O bloco de anotações e a caneta são meros acessórios, se
faltar um olhar para a realidade, ponderou o Santo Padre, sobre a necessidade
do jornalista ter “um olhar real, não apenas virtual”:
“Pensemos, por exemplo, no
triste fenómeno das fake news, na
retórica belicista ou em qualquer coisa que manipule a verdade. É necessário um
olhar cuidadoso sobre o que está acontecendo para desarmar a linguagem e
promover o diálogo. O olhar deve ser direcionado a partir do coração: dali
‘brotam as palavras certas para dissipar as sombras de um mundo fechado e
dividido e construir uma civilização melhor do que aquela que recebemos. É um
esforço exigido a cada um de nós, mas que requer, em particular, um senso de
responsabilidade por parte dos profissionais da comunicação, para que possam
exercer a própria profissão como uma missão” (ver Mensagem para o 57.º Dia Mundial das Comunicações Sociais, 24 de
janeiro de 2023).”
***
Em suma, procurar, ver e ouvir, dar voz a quem precisa de falar
e não tem oportunidade, realçar e relatar com objetividade e respeito pela realidade,
sem massacrar os destinatários, e fazer a ponte mais importante da relação
humana constituirão o fundamental do trabalho jornalístico.
Para tanto, o profissional da comunicação tem de sentir-se
livre. E não há liberdade, quando o poder político ou o poder económico tentam
condicionar o trabalho da comunicação social, quando adornam os jornalistas com
os colares da precariedade no emprego, da magreza salarial e da sujeição a trabalhos
em condições desumanas que levem ao cansaço, à exaustão e à depressão.
Não há liberdade, se não houver segurança profissional, se há
pressão ideológica ou comercial, se se esvazia a empresa de comunicação social dos
recursos humanos, materiais e financeiros.
Por outro lado, não há verdadeiro serviço à comunidade, se continuar
o deserto jornalístico em tantos concelhos, sobretudo do Interior, se a comunicação
social não for plural ou se se concentrar nas mãos de interesseiros grupos económicos
ou de grupos financeiros sem rosto, se a publicidade institucional (e até comercial)
for feita através de organismos do Estado ou das autarquias, obviamente com sujeição
a interesses ideológicos, de conveniência e, por vezes, partidários.

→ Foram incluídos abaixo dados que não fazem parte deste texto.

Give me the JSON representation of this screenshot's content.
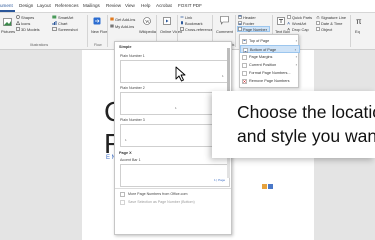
{
  "menubar": {
    "tabs": [
      {
        "label": "ument"
      },
      {
        "label": "Design"
      },
      {
        "label": "Layout"
      },
      {
        "label": "References"
      },
      {
        "label": "Mailings"
      },
      {
        "label": "Review"
      },
      {
        "label": "View"
      },
      {
        "label": "Help"
      },
      {
        "label": "Acrobat"
      },
      {
        "label": "FOXIT PDF"
      }
    ],
    "active_index": 0
  },
  "ribbon": {
    "pictures": "Pictures",
    "shapes": "Shapes",
    "icons": "Icons",
    "models_3d": "3D Models",
    "smartart": "SmartArt",
    "chart": "Chart",
    "screenshot": "Screenshot",
    "illustrations_group": "Illustrations",
    "new_flow": "New Flow",
    "flow_group": "Flow",
    "get_addins": "Get Add-ins",
    "my_addins": "My Add-ins",
    "addins_group": "Add-ins",
    "wikipedia": "Wikipedia",
    "online_video": "Online Video",
    "media_group": "Media",
    "link": "Link",
    "bookmark": "Bookmark",
    "cross_reference": "Cross-reference",
    "links_group": "Links",
    "comment": "Comment",
    "comments_group": "Comments",
    "header": "Header",
    "footer": "Footer",
    "page_number": "Page Number",
    "text_box": "Text Box",
    "quick_parts": "Quick Parts",
    "wordart": "WordArt",
    "drop_cap": "Drop Cap",
    "signature_line": "Signature Line",
    "date_time": "Date & Time",
    "object": "Object",
    "equation": "Eq"
  },
  "gallery": {
    "section_simple": "Simple",
    "plain_number_1": "Plain Number 1",
    "plain_number_2": "Plain Number 2",
    "plain_number_3": "Plain Number 3",
    "section_page_x": "Page X",
    "accent_bar_1": "Accent Bar 1",
    "thumb_num": "1",
    "accent_text": "1 | Page",
    "more_from_office": "More Page Numbers from Office.com",
    "save_selection": "Save Selection as Page Number (Bottom)"
  },
  "page_number_menu": {
    "items": [
      {
        "label": "Top of Page",
        "has_arrow": true
      },
      {
        "label": "Bottom of Page",
        "has_arrow": true,
        "highlighted": true
      },
      {
        "label": "Page Margins",
        "has_arrow": true
      },
      {
        "label": "Current Position",
        "has_arrow": true
      },
      {
        "label": "Format Page Numbers...",
        "has_arrow": false
      },
      {
        "label": "Remove Page Numbers",
        "has_arrow": false
      }
    ]
  },
  "document": {
    "letter_1": "C",
    "letter_2": "F",
    "en_line": "EN"
  },
  "caption": {
    "line1": "Choose the location",
    "line2": "and style you want"
  },
  "colors": {
    "accent": "#2b579a",
    "highlight": "#cfe3f7",
    "doc_blue": "#3b6cc4"
  }
}
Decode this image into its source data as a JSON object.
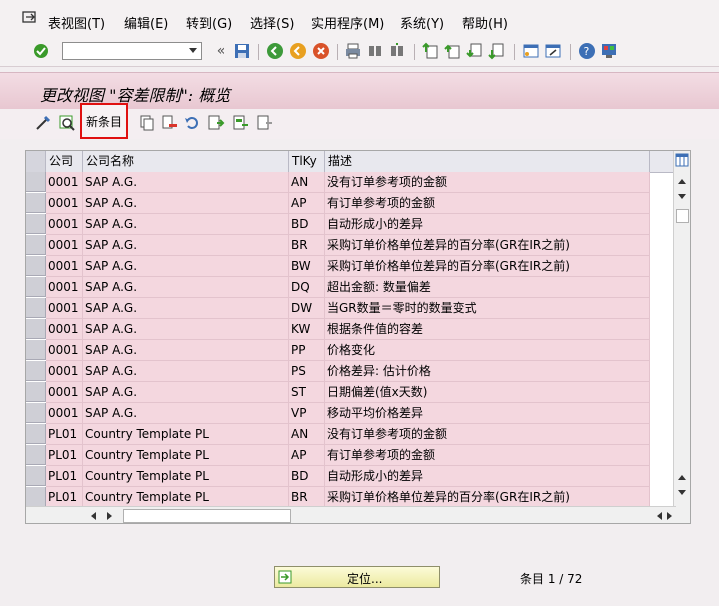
{
  "menu": [
    "表视图(T)",
    "编辑(E)",
    "转到(G)",
    "选择(S)",
    "实用程序(M)",
    "系统(Y)",
    "帮助(H)"
  ],
  "title": "更改视图 \"容差限制\": 概览",
  "toolbar2": {
    "new_entry_label": "新条目"
  },
  "table": {
    "columns": [
      "公司",
      "公司名称",
      "TlKy",
      "描述"
    ],
    "rows": [
      [
        "0001",
        "SAP A.G.",
        "AN",
        "没有订单参考项的金额"
      ],
      [
        "0001",
        "SAP A.G.",
        "AP",
        "有订单参考项的金额"
      ],
      [
        "0001",
        "SAP A.G.",
        "BD",
        "自动形成小的差异"
      ],
      [
        "0001",
        "SAP A.G.",
        "BR",
        "采购订单价格单位差异的百分率(GR在IR之前)"
      ],
      [
        "0001",
        "SAP A.G.",
        "BW",
        "采购订单价格单位差异的百分率(GR在IR之前)"
      ],
      [
        "0001",
        "SAP A.G.",
        "DQ",
        "超出金额: 数量偏差"
      ],
      [
        "0001",
        "SAP A.G.",
        "DW",
        "当GR数量＝零时的数量变式"
      ],
      [
        "0001",
        "SAP A.G.",
        "KW",
        "根据条件值的容差"
      ],
      [
        "0001",
        "SAP A.G.",
        "PP",
        "价格变化"
      ],
      [
        "0001",
        "SAP A.G.",
        "PS",
        "价格差异: 估计价格"
      ],
      [
        "0001",
        "SAP A.G.",
        "ST",
        "日期偏差(值x天数)"
      ],
      [
        "0001",
        "SAP A.G.",
        "VP",
        "移动平均价格差异"
      ],
      [
        "PL01",
        "Country Template PL",
        "AN",
        "没有订单参考项的金额"
      ],
      [
        "PL01",
        "Country Template PL",
        "AP",
        "有订单参考项的金额"
      ],
      [
        "PL01",
        "Country Template PL",
        "BD",
        "自动形成小的差异"
      ],
      [
        "PL01",
        "Country Template PL",
        "BR",
        "采购订单价格单位差异的百分率(GR在IR之前)"
      ]
    ]
  },
  "footer": {
    "locate_label": "定位...",
    "entries_text": "条目 1 / 72"
  }
}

Por fim, um pormenor: Francisco parece dar a entender que
está contra o uso dos atuais instrumento de anotação, redação e comunicação.
Contudo, não é assim: o bloco de notas, a cheirar a papel, e a caneta, cuja
tinta até pode sujar as mãos, sem serem óbice aos atuais meios digitais, que
permitem ação mais rápida e conservação mais segura, podem servir para entrar
em ambientes com a discrição que é, por vezes, necessária, permitem um olhar
mais demorado e mais reflexivo e, como diz o Papa, levam a articular mãos e cérebro.
Nada deve substituir nada, mas usado consoante os objetivos de servir melhor.
***
O jornalismo merece melhores condições do que as atuais; a
comunidade precisa de mais atenção, livre dos interesses instalados ou a instalar,
e de poder fazer o necessário escrutínio à atividade dos seus representantes.